Sermons

Summary: How do we pass on our faith to the next generations and release them into ministry and leadership?

Sunday July 28, 2002

Psalm 78:1-8

Releasing the NeXt Generation.

World Youth day – it has been amazing to see all these young pilgrims swarming our streets, singing songs of praise on the buses, street cars and subway and attending all the events that celebrate their faith. World youth day has been happening for a number of years now, every second year. We have world youth day because the Pope knows that the future of the church is in the youth – that even a church with such a powerful influence and structure like the Roman Catholic Church is only one generation away from falling apart. All through his papacy, and even as a priest and Bishop, John Paul has placed a strong emphasis on youth, even to the point where now, while his health is failing he has canceled many other things so that he can be well enough to be here for world youth day.

My sense of things is that it is not just the Pope’s dream to see the next Generation built up in the faith, but it is also God’s dream.

Many of you know that we are sending Mary and Julie to The Gathering in Charlottetown this week. The gatherings are a time when Christian leaders and intercessors from all over Canada gather together to seek God for the Church and for the country of Canada. Unlike most conferences they come with no theme speakers or agenda – the agenda is to seek God on what he wants for us in Canada. At the last Gathering, something amazing happened. David Demian writes: “From the first gathering in Whistler in 1995, our hearts’ longing has been to train and release the younger generation. The Lord has led us on a journey to raise up the covering and protection of true spiritual fathers and mothers in our nation, those who would walk with the younger generation and speak into their lives. This journey reached a climax in September 2001, when more than 110 leaders from across Canada entered a covenant to lay down their lives and ministries for one another to see God’s kingdom advanced in Canada.

Soon after the covenant, the Lord spoke to us that now, with a covering of fathers in place, He desires to release the children to walk with the fathers.”

David, who facilitates the Gatherings, believes that it is at the gathering in Charlottetown that God is going to begin to release the next generation to walk with the fathers and mothers.

Many of you may have seen the latest issue of Spread the Fire which is all about releasing the next Generation of Christian leaders.

As an individualistic and self centered culture, we can often have our minds set on today only: that God’s favorite generation is my generation. But God has a larger view that that people will serve him in this generation, and the next and the next.

Psalm 78:1-8

It may be our hope that Jesus will return within our lifetime, but we must work, plan and prepare as if he will wait another 2000 years before he returns. And the question that Jesus has for us in Luke 18:8 is “When the Son of Man comes, will he find faith on the earth?”

What are we doing to ensure that when Jesus returns, he will find faith in this place? I believe that God is about to do a work among Young adults, but I also know that we cannot just sit back and watch him do it, we need to step into the work that he is doing.
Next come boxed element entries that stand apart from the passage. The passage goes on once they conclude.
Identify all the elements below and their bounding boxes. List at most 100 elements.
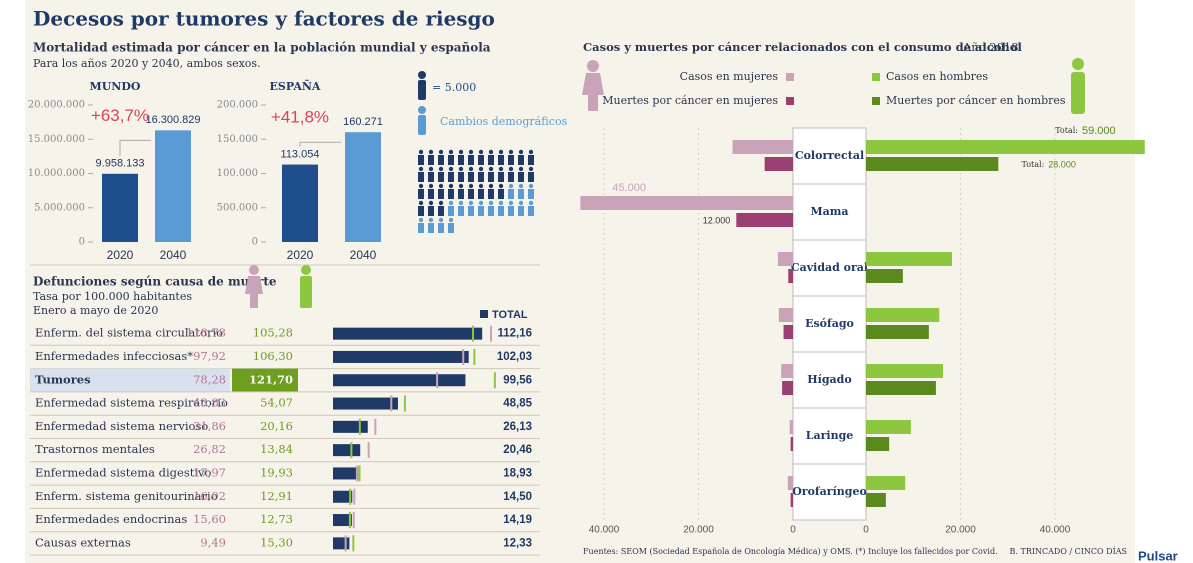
table-period: Enero a mayo de 2020 — [33, 304, 158, 317]
pictogram-head — [478, 166, 484, 172]
pictogram-head — [468, 149, 474, 155]
woman-icon — [245, 265, 263, 308]
men-value: 106,30 — [253, 349, 293, 363]
bar — [345, 132, 381, 242]
pictogram-head — [448, 166, 454, 172]
pictogram-body — [518, 172, 524, 182]
men-value: 20,16 — [260, 419, 293, 433]
pictogram-body — [438, 172, 444, 182]
y-tick-label: 5.000.000 — [34, 202, 85, 213]
women-value: 31,86 — [193, 419, 226, 433]
bar — [866, 325, 929, 339]
pictogram-body — [428, 172, 434, 182]
growth-arrow — [299, 141, 341, 147]
pictogram-head — [528, 149, 534, 155]
total-value: 99,56 — [503, 374, 532, 386]
legend-label: Casos en mujeres — [680, 70, 779, 83]
pictogram-head — [468, 166, 474, 172]
pictogram-body — [528, 172, 534, 182]
women-value: 97,92 — [193, 349, 226, 363]
total-value: 12,33 — [503, 537, 532, 549]
pictogram-head — [428, 149, 434, 155]
pictogram-body — [508, 172, 514, 182]
pictogram-head — [418, 166, 424, 172]
growth-annotation: +63,7% — [91, 106, 149, 125]
pictogram-head — [418, 217, 424, 223]
subtitle: Mortalidad estimada por cáncer en la pob… — [33, 41, 491, 55]
legend-label: Casos en hombres — [886, 70, 988, 83]
pictogram-body — [528, 155, 534, 165]
bar — [781, 364, 793, 378]
pictogram-head — [488, 183, 494, 189]
pictogram-head — [458, 149, 464, 155]
pictogram-body — [518, 206, 524, 216]
x-tick-label: 0 — [790, 525, 796, 536]
pictogram-head — [508, 200, 514, 206]
women-value: 9,49 — [200, 535, 226, 549]
pictogram-head — [508, 149, 514, 155]
total-bar — [333, 374, 466, 387]
bar — [783, 325, 793, 339]
y-tick-label: 200.000 — [217, 100, 258, 111]
category-label: Mama — [810, 205, 848, 218]
value-label: 16.300.829 — [145, 114, 200, 126]
category-label: Colorrectal — [795, 149, 864, 162]
pictogram-body — [478, 206, 484, 216]
highlight-cell — [232, 368, 298, 392]
pictogram-body — [448, 189, 454, 199]
men-value: 15,30 — [260, 535, 293, 549]
highlight-row — [30, 368, 230, 392]
pictogram-head — [458, 183, 464, 189]
pictogram-head — [468, 183, 474, 189]
x-tick-label: 40.000 — [589, 525, 620, 536]
pictogram-head — [438, 166, 444, 172]
pictogram-head — [448, 183, 454, 189]
total-bar — [333, 397, 398, 410]
pictogram-head — [438, 217, 444, 223]
pictogram-body — [428, 206, 434, 216]
pictogram-head — [418, 183, 424, 189]
bar — [736, 213, 793, 227]
person-icon — [418, 71, 426, 100]
pictogram-body — [508, 155, 514, 165]
bar — [580, 196, 793, 210]
pictogram-body — [468, 172, 474, 182]
pictogram-head — [478, 149, 484, 155]
pictogram-body — [468, 189, 474, 199]
pictogram-body — [418, 155, 424, 165]
pictogram-head — [448, 217, 454, 223]
growth-arrow — [119, 139, 151, 156]
total-bar — [333, 537, 350, 550]
bar — [788, 269, 793, 283]
pictogram-body — [448, 223, 454, 233]
total-label: Total: — [1055, 126, 1078, 135]
pictogram-head — [428, 217, 434, 223]
bar — [866, 420, 911, 434]
women-value: 43,83 — [193, 396, 226, 410]
pulsar-button[interactable]: Pulsar — [1138, 548, 1178, 563]
total-value: 112,16 — [497, 328, 532, 340]
pictogram-body — [478, 172, 484, 182]
source: Fuentes: SEOM (Sociedad Española de Onco… — [583, 547, 998, 556]
value-label: 12.000 — [703, 215, 731, 225]
bar — [866, 437, 890, 451]
category-label: Cavidad oral — [791, 261, 868, 274]
legend-swatch — [786, 73, 794, 81]
x-tick-label: 2020 — [107, 248, 134, 262]
pictogram-head — [488, 200, 494, 206]
men-value: 13,84 — [260, 442, 293, 456]
pictogram-head — [498, 183, 504, 189]
women-value: 16,02 — [193, 489, 226, 503]
category-label: Orofaríngeo — [792, 485, 867, 498]
bar — [866, 269, 903, 283]
pictogram-head — [458, 200, 464, 206]
bar — [155, 130, 191, 242]
bar — [866, 381, 936, 395]
total-value: 102,03 — [497, 351, 532, 363]
y-tick-label: 100.000 — [217, 168, 258, 179]
bar — [866, 476, 906, 490]
pictogram-body — [468, 155, 474, 165]
pictogram-body — [478, 189, 484, 199]
table-subtitle: Tasa por 100.000 habitantes — [33, 290, 192, 303]
pictogram-head — [428, 166, 434, 172]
In June 2000 Charisma Magazine published some alarming statistics: “Currently, 88% of America’s 30 Million teenagers don’t go to church. Of the 12% who do, 80% will stop attending before they graduate from High School.”

If this the case, how do we ensure that, as verse 4 says, we are not hiding the powerful works of God from our children, how are we telling them to the next generation in a way that they can hear? How do we reverse the trends and release the next Generation to go further in the Spirit than we have?

The Word for The Boomers

The reason that those of you who are called boomers are called boomers is because you are part of the post-war baby boom, which created the largest generation that North America has ever seen. It also created the powerful youth culture of the Sixties and Seventies. My father and I bracket the Baby Boom. My father just turned 61, and I will be 37 this year. If you are younger than my Dad and older than me, you are a boomer.

It is interesting that when churches started to try to reach the baby boomers in the 80’s, the people in the church that had most difficulty with the change to less formality and contemporary music were not the elderly people – they realized that their time was soon up, and they needed to make room for the youth. The ones with difficulty were the people in their 50’s and 60’s because these people knew that they would have to live with the change for a long time. The strange thing is that now it is the boomers who are in their 50’s!